Sedangkan menurut pasal 1340 KUHPerdata:
“Persetujuan-persetujuan hanya berlaku antara pihak-pihak yang
membuanya....”
30
Karena suatu perjanjian itu hanya berlaku bagi yang mengadakan
perjanjian itu sendiri, maka pernyataan tersebut dapat dikatakan
menganut asas kepribadian dalam suatu perjanjian.
d) Asas Keseimbangan
Asas ini menghendaki kedua pihak memenuhi dan melaksanakan
perjanjian tersebut secara seimbang. Kreditur mempunyai hak untuk
menuntut prestasi, bila perlu melalui kekayaan debitur, tetapi ia juga
berkewajiban melaksanakan janji itu dengan itikad baik. Dengan
demikian, terlihat hak kreditur kuat yang diimbangi dengan kewajiban
memperhatikan iktikad baik, sehingga kreditur dan debitur keduanya
seimbang.
e) Asas Kepastian Hukum
Suatu perjanjian merupakan perwujudan hukum sehingga
mengandung kepastian hukum. hal ini tersirat dalam pasal 1338 ayat (1)
KUHPerdata. Kepastian ini terungkap dari kekuatan mengikat
perjanjian itu, yaitu sebagai undang-undang bagi para pihak
f) Asas Moral
Asas ini dapat dijumpai dalam perbuatan sukarela dari seseorang
seperti zaakwaarneming yang mengatur dalam pasal 1354 KUHPerdata.
Begitu juga asas ini dapat ditemui dalam pasal 1339 KUHPerdata yang
memberi motivasi kepada pihak-pihak untuk melaksanakan perjanjian
31
yang tidak hanya hal-hal dengan tegas dinyatakan di dalamnya, tetapi
juga kebiasaan dan kepatutan (moral).
g) Asas Kepatutan
Asas ini dapat dijumpai dalam ketentuan pasal 1339 KUHPerdata
yang antara lain menyebutkan bahwa:
“Perjanjian tidak hanya mengikat untuk hal-hal yang secara tegas
dinyatakan di dalamnya, tetapi juga untuk segala sesuatu yang menurut
sifat perjanjian diharuskan oleh kepatutan...”

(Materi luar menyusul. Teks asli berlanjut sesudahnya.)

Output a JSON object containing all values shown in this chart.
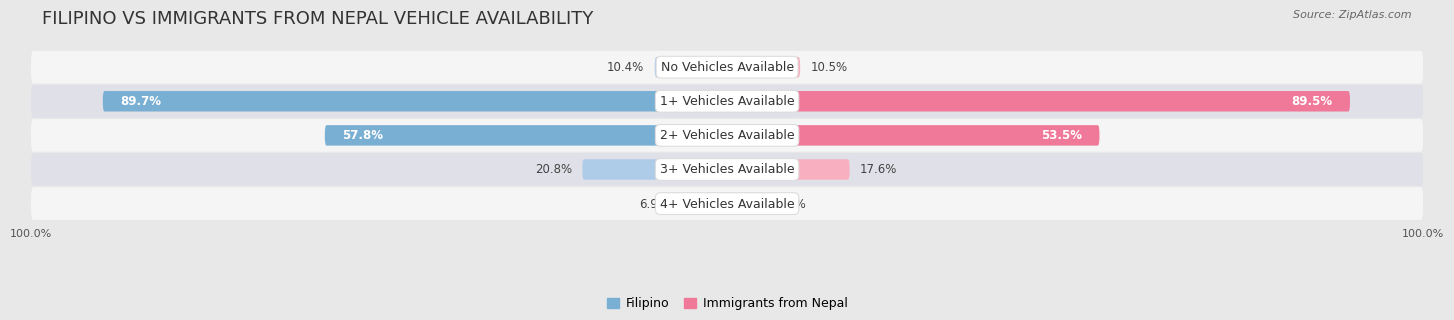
{
  "title": "FILIPINO VS IMMIGRANTS FROM NEPAL VEHICLE AVAILABILITY",
  "source": "Source: ZipAtlas.com",
  "categories": [
    "No Vehicles Available",
    "1+ Vehicles Available",
    "2+ Vehicles Available",
    "3+ Vehicles Available",
    "4+ Vehicles Available"
  ],
  "filipino_values": [
    10.4,
    89.7,
    57.8,
    20.8,
    6.9
  ],
  "nepal_values": [
    10.5,
    89.5,
    53.5,
    17.6,
    5.6
  ],
  "filipino_color": "#7aafd4",
  "nepal_color": "#f07898",
  "filipino_color_light": "#aecce8",
  "nepal_color_light": "#f8b0c0",
  "filipino_label": "Filipino",
  "nepal_label": "Immigrants from Nepal",
  "background_color": "#e8e8e8",
  "row_colors": [
    "#f5f5f5",
    "#e0e0e8"
  ],
  "max_value": 100.0,
  "title_fontsize": 13,
  "label_fontsize": 8.5,
  "tick_fontsize": 8,
  "source_fontsize": 8
}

Asas ini selayaknya tetap dipertahankan karena melalui asas
kepatutan ini dapat diketahui bahwa hubungan para pihak ditentukan
juga oleh rasa keadilan dalam masyarakat.

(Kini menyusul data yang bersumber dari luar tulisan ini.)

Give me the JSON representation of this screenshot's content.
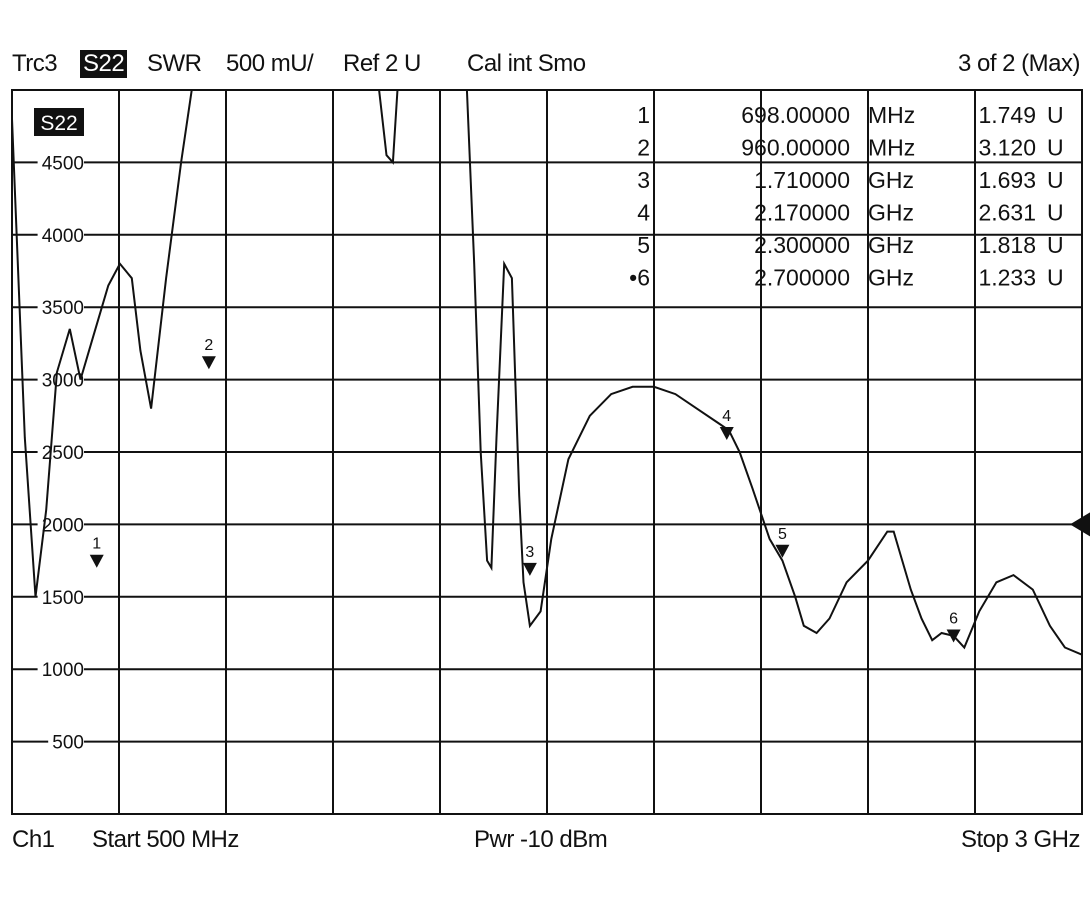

f. Ketentuan Pencantuman Klausul Baku atau Perjanjian Baku
Ketentuan pencantuman klausul baku telah di atur dalam pasal 18
Undang-undang nomor 8 tahun 1999 tentang Perlindungan Konsumen
(UUPK) bahwa:
(1) Pelaku usaha dalam menawarkan barangdan/atau jasa yang
ditujukan untuk diperdagangkan dilarang membuat dan/atau
mencantumkan klausul baku pada setiap dokumen dan/atau
perjanjian apabila;
a. Menyatakan pengalihan tanggung jawab pelaku usaha;
b. Menyatakan bahwa pelaku usaha berhak menolak menyerahkan
kembali barang yang dibeli konsumen;
c. Menyatakan bahwa pelaku usaha berhak menolak penyerahan
kembali uang yang dibayarkan atas barang dan/atau jasa yang
dibeli oleh konsumen;
d. Menyatakan pemberian kausa dari konsumen kepada pelaku
usaha baik secara langsung maupun tidak langsung untuk
melakukan segala tindakan sepihak yang berkaitan dengan
barang yang dibeli oleh konsumen secara angsuran;
32
e. Mengatur perihal pembuktian atas hilangnya kegunaan barang
atau pemanfaatan jasa yang dibeli oleh konsumen;
f. Memberi hak kepada pelaku usaha untuk mengurangi manfaat
jasa atau mengurangi harta kekayaan konsumen yang menjadi
objek jual beli jasa;
g. Menyatakan tunduknya konsumen kepada peraturan yang
berupa aturan baru, tambahan, lanjutan dan/atau pengubahan
lanjutan yang dibuat sepihak oleh pelaku usaha dalam masa
konsumen memanfaatkan jasa yang dibelinya;
h. Menyatakan bahwa konsumen memberi kuasa kepada pelaku
usaha untuk pembebanan hak tanggungan, hak gadai, atau hak
jaminan terhadap barang yang dibeli oleh konsumen secara
angsuran.
(2) Pelaku usaha dilarang mencantumkan klausul baku yang letak atau
bentuknya sulit terlihat atau tidak dapat dibaca secara jelas, atau
yang mengungkapkannya sulit dimengerti.
(3) Setiap klausul baku yang telah ditetapkan pelaku usaha pada
dokumen atau perjanjian yang memenuhi ketentuan sebagaimana
di maksud pada ayat 1 dan ayat 2 dinyatakan batal demi hukum.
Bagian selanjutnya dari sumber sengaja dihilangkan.